Townsend also worked as an educational workshop consultant for the Warren County Schools, Green River Regional Educational Cooperative (GRREC) and occasionally for the state at large. She holds a bachelor’s degree from the University of Kentucky, and a master’s, Rank I certification and a reading endorsement from Western Kentucky University. She also studied Montessori at Xavier University in Cincinnati, Ohio.
She actively served as sponsor of several school and youth-based organizations such as the National Honor Society, Quill and Scroll, Black History Club, Afro-American History Club, two organizations for gifted disadvantaged students from area high schools — SUTE (Students United to Excel) and SAY (Sponsor a Youth), the DAR (Daughters of the American Revolution), JAC (Junior American Citizens) and Bowling Green Youth Achievers. For many years, she was on The Governors Scholars Statewide Selection Committee, was Daily News Correspondent Advisor for local schools, and established and taught the first diversity course in the Warren County District.
A partial list of Townsend’s awards and career highlights include being named as Kentucky Distinguished Educator (1992), Kentucky Colonel via KERA (Kentucky Educational Reform Act), serving as Minority Affairs Rep to the KCTE Board/LA (Spring 1997), NAACP Youth Achiever Adult Award (1993), DAR/JAC Thatcher Pin Award, American Legion Youth Leadership Award, and her poetry about the defunct Jonesville Community, which is housed in the Kentucky Museum on WKU’s campus, is used in university honors courses.
A resident of London, Wendell Worley began his teaching career in 1984 at Laurel County High School. Worley has spent his entire 32-year tenure at the school, now named South Laurel High School. There he teaches Advanced Placement (A.P.) American Government & Politics and Honors Civics & Economics. He began the first A.P. class (AP U.S. History) in Laurel County and taught that subject for more than 25 years. He earned his associate’s degree from Sue Bennett College in London (1982), a bachelor’s degree from Cumberland College in Williamsburg (1984), and a master’s degree (1990) and a Rank I (1995) from Union College in Barbourville.
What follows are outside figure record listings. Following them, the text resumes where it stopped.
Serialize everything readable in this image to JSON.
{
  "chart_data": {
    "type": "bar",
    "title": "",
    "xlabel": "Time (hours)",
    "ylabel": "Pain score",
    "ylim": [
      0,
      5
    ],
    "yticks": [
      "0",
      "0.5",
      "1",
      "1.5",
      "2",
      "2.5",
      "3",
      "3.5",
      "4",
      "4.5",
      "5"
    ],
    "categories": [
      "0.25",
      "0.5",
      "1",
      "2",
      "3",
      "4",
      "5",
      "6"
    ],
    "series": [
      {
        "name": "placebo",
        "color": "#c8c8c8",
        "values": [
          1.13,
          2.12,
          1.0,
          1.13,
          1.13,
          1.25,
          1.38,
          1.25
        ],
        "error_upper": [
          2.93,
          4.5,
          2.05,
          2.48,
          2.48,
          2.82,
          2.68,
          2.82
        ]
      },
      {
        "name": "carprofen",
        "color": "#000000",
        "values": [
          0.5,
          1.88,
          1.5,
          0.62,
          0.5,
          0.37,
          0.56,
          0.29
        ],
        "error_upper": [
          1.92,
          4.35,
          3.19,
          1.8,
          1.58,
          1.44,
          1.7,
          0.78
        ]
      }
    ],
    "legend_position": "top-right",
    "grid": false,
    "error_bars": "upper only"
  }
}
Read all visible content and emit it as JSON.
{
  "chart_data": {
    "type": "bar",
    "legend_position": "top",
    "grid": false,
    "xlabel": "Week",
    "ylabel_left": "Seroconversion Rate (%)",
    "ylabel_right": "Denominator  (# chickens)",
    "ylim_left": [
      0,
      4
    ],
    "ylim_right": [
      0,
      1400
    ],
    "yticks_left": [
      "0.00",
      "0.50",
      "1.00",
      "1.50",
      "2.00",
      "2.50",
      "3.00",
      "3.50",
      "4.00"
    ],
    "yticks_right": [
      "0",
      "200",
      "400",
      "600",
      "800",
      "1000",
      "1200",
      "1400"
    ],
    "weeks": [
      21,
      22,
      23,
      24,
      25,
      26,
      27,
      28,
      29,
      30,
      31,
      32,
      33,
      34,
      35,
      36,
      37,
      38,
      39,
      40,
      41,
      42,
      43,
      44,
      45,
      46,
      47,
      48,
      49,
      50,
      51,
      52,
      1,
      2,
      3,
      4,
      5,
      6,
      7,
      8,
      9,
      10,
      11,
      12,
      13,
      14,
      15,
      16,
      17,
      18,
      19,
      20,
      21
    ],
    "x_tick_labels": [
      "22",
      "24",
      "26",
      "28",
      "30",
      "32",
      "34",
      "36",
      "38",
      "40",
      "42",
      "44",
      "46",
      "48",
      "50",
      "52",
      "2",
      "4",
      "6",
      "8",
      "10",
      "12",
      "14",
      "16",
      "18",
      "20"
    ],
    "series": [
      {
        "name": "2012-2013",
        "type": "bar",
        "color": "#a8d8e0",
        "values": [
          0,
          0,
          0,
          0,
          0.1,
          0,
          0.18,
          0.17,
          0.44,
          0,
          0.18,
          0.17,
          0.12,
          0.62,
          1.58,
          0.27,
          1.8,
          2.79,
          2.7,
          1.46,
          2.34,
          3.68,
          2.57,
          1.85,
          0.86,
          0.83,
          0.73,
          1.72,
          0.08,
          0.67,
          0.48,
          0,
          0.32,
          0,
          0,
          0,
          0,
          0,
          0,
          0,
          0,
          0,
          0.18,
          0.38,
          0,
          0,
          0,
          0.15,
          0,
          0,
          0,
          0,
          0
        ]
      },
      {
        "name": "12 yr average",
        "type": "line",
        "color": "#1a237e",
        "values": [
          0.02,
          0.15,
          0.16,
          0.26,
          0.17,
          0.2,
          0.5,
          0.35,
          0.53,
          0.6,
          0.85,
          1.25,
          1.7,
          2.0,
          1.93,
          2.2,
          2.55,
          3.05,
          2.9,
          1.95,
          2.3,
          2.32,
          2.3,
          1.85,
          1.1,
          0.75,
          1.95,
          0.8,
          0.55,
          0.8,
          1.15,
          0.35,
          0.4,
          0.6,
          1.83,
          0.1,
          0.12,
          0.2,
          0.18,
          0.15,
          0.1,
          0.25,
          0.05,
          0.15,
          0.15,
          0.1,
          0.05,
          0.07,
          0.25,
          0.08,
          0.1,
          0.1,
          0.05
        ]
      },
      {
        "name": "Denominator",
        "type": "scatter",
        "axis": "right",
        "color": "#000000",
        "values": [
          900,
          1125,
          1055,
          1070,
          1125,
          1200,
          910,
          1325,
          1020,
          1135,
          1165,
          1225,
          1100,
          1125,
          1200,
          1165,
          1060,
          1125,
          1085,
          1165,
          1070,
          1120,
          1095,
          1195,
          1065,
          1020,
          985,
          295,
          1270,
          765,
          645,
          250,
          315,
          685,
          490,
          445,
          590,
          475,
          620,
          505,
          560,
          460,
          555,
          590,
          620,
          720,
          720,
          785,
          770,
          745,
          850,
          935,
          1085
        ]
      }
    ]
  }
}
In addition to his classroom teaching responsibilities, Worley has served as the chair of the Social Studies Department, as a member of the Site Based Decision Making Council, and as coach of the school’s Quick Recall Team. A partial list of Worley’s awards include the United States Presidential Scholar Program’s Distinguished Teacher (1993), Laurel County High School Teacher of the Year (1994), South Laurel High School Outstanding Teacher (1996-97), London-Laurel Chamber of Commerce Teacher of the Year (2011), Campbellsville University/WKYT-TV Excellence in Teaching Award (2002, 2011) and UK Teacher Who Made a Difference (2001, 2014).